Libyan diplomats, politicians and academics called on Thursday the United Nations Security Council to act to save Libyan assets that have been frozen in foreign accounts since the toppling of the regime of ruler Moammar al-Gaddafi in 2011.
The move was an attempt to ease concerns that the interests on these assets were being used to fund militias in Libya.
More than 100 Libyan figures, including former Ambassador to the UN Ibrahim al-Dabbashi, signed a document, urging the UN to assume its responsibilities and safeguard the funds.
They said that they were following with concern official statements on the disappearance of several billions of interests on frozen assets in Belgian banks over the past five years.
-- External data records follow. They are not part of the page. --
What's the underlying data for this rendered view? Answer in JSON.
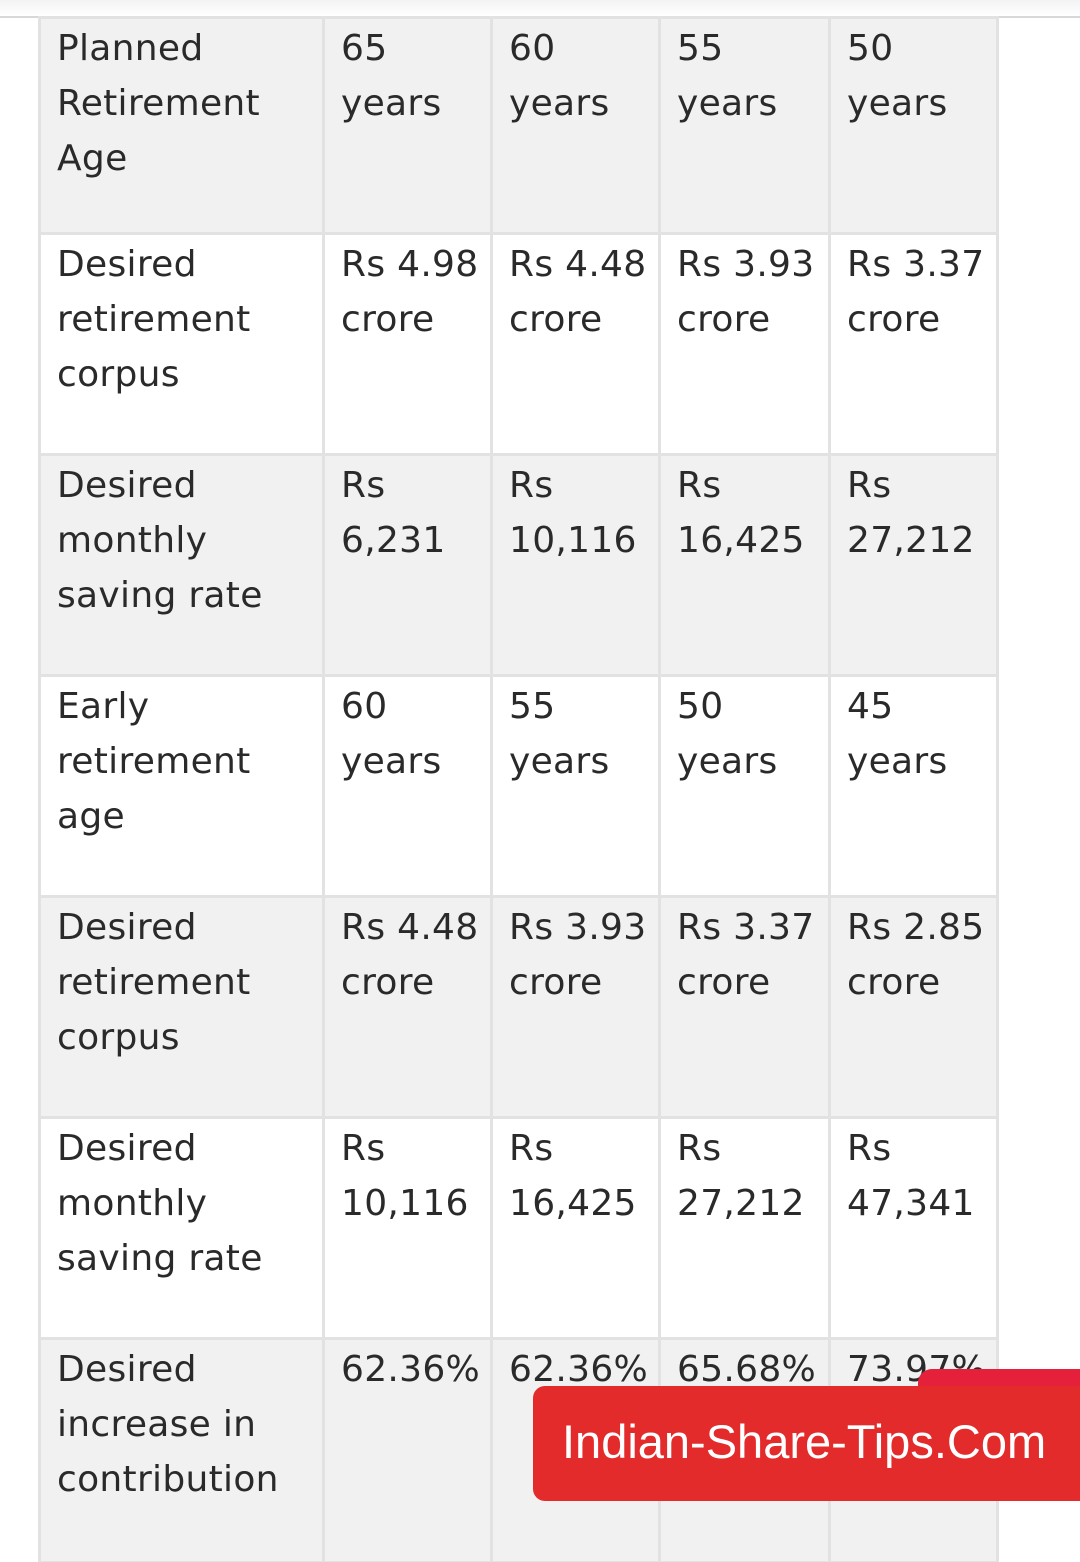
{
  "table": {
    "rows": [
      {
        "label": "Planned Retirement Age",
        "values": [
          "65 years",
          "60 years",
          "55 years",
          "50 years"
        ]
      },
      {
        "label": "Desired retirement corpus",
        "values": [
          "Rs 4.98 crore",
          "Rs 4.48 crore",
          "Rs 3.93 crore",
          "Rs 3.37 crore"
        ]
      },
      {
        "label": "Desired monthly saving rate",
        "values": [
          "Rs 6,231",
          "Rs 10,116",
          "Rs 16,425",
          "Rs 27,212"
        ]
      },
      {
        "label": "Early retirement age",
        "values": [
          "60 years",
          "55 years",
          "50 years",
          "45 years"
        ]
      },
      {
        "label": "Desired retirement corpus",
        "values": [
          "Rs 4.48 crore",
          "Rs 3.93 crore",
          "Rs 3.37 crore",
          "Rs 2.85 crore"
        ]
      },
      {
        "label": "Desired monthly saving rate",
        "values": [
          "Rs 10,116",
          "Rs 16,425",
          "Rs 27,212",
          "Rs 47,341"
        ]
      },
      {
        "label": "Desired increase in contribution",
        "values": [
          "62.36%",
          "62.36%",
          "65.68%",
          "73.97%"
        ]
      }
    ]
  },
  "banner": {
    "text": "Indian-Share-Tips.Com",
    "color": "#e32b2b"
  }
}
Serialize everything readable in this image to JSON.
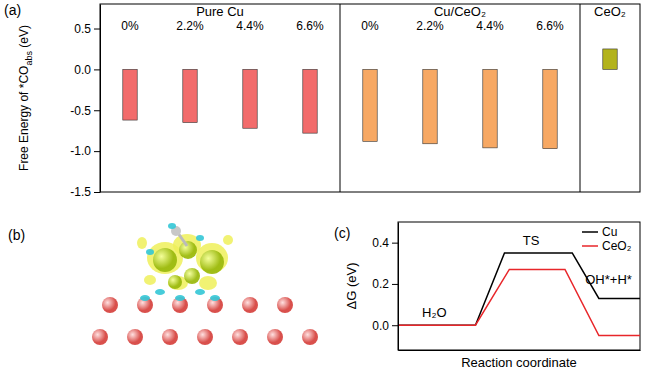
{
  "chart_data": [
    {
      "type": "bar",
      "panel_label": "(a)",
      "ylabel": [
        "Free Energy of *CO",
        "abs",
        " (eV)"
      ],
      "categories": [
        "0%",
        "2.2%",
        "4.4%",
        "6.6%",
        "0%",
        "2.2%",
        "4.4%",
        "6.6%",
        null
      ],
      "values": [
        -0.62,
        -0.65,
        -0.72,
        -0.78,
        -0.88,
        -0.91,
        -0.96,
        -0.97,
        0.25
      ],
      "colors": [
        "#f26b6b",
        "#f26b6b",
        "#f26b6b",
        "#f26b6b",
        "#f7a863",
        "#f7a863",
        "#f7a863",
        "#f7a863",
        "#b3b31c"
      ],
      "groups": [
        {
          "name": "Pure Cu",
          "size": 4
        },
        {
          "name": "Cu/CeO₂",
          "size": 4
        },
        {
          "name": "CeO₂",
          "size": 1
        }
      ],
      "ylim": [
        -1.5,
        0.8
      ],
      "yticks": [
        -1.5,
        {
          "value": -1,
          "label": "-1.0"
        },
        -0.5,
        {
          "value": 0,
          "label": "0.0"
        },
        0.5
      ]
    },
    {
      "type": "line",
      "panel_label": "(c)",
      "ylabel": "ΔG (eV)",
      "xlabel": "Reaction coordinate",
      "xlim": [
        0,
        10
      ],
      "ylim": [
        -0.12,
        0.5
      ],
      "yticks": [
        {
          "value": 0,
          "label": "0.0"
        },
        0.2,
        0.4
      ],
      "tick_labels": "y",
      "legend": "upper right",
      "series": [
        {
          "name": "Cu",
          "color": "#000000",
          "x": [
            0,
            3.2,
            4.4,
            7.2,
            8.3,
            10
          ],
          "values": [
            0,
            0,
            0.35,
            0.35,
            0.13,
            0.13
          ]
        },
        {
          "name": "CeO₂",
          "color": "#e8262a",
          "x": [
            0,
            3.2,
            4.6,
            6.9,
            8.3,
            10
          ],
          "values": [
            0,
            0,
            0.27,
            0.27,
            -0.05,
            -0.05
          ]
        }
      ],
      "annotations": [
        {
          "text": "H₂O",
          "x": 1.5,
          "y": 0.04
        },
        {
          "text": "TS",
          "x": 5.5,
          "y": 0.39
        },
        {
          "text": "OH*+H*",
          "x": 8.7,
          "y": 0.2
        }
      ]
    }
  ],
  "image_panel": {
    "label": "(b)"
  }
}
They said they were committed to Security Council resolutions on preserving those interests, calling on the concerned sanctions committee to take the necessary measures in this regard.
News of the abuse of the interests emerged in November when Libyan officials demanded that Belgian authorities reveal the fate of interests and dividends on accounts frozen under UN sanctions in 2011 amid reports that Brussels had financed Libyan militias from these funds.
Belgian media said at the time that up to 5 billion euros ($5.7 billion) could have been disbursed to people controlling Libyan accounts, including militia groups in the country accused of human rights abuses.
The development sparked uproar in Libya.
MP Ali al-Saeedi al-Qayedi told Asharq Al-Awsat that this issue will be discussed at parliament. He revealed that he will demand the formation of an investigation committee to tackle the case.
He added that the funds were used to finance the extremist “Fajr Libya” group that first emerged in July 2014.
Belgium’s Le Vif weekly revealed that Belgian authorities have opened an investigation into the disappearance of up to 10 billion euros in interests on frozen Libyan assets that belonged to Gaddafi. The majority of the funds were deposited in the Euroclear Bank and were frozen between 2012 and 2017.
MP Mohammed Amer al-Abani indirectly blamed the Government of National Accord for the loss of the funds, saying it was attributed to “the rampant corruption in government institutions given that it was imposed by the Security Council.”
The best way to preserve the assets is to hold elections and dissolving councils, supporting the armed forces and disbanding and disarming militias, he told Asharq Al-Awsat.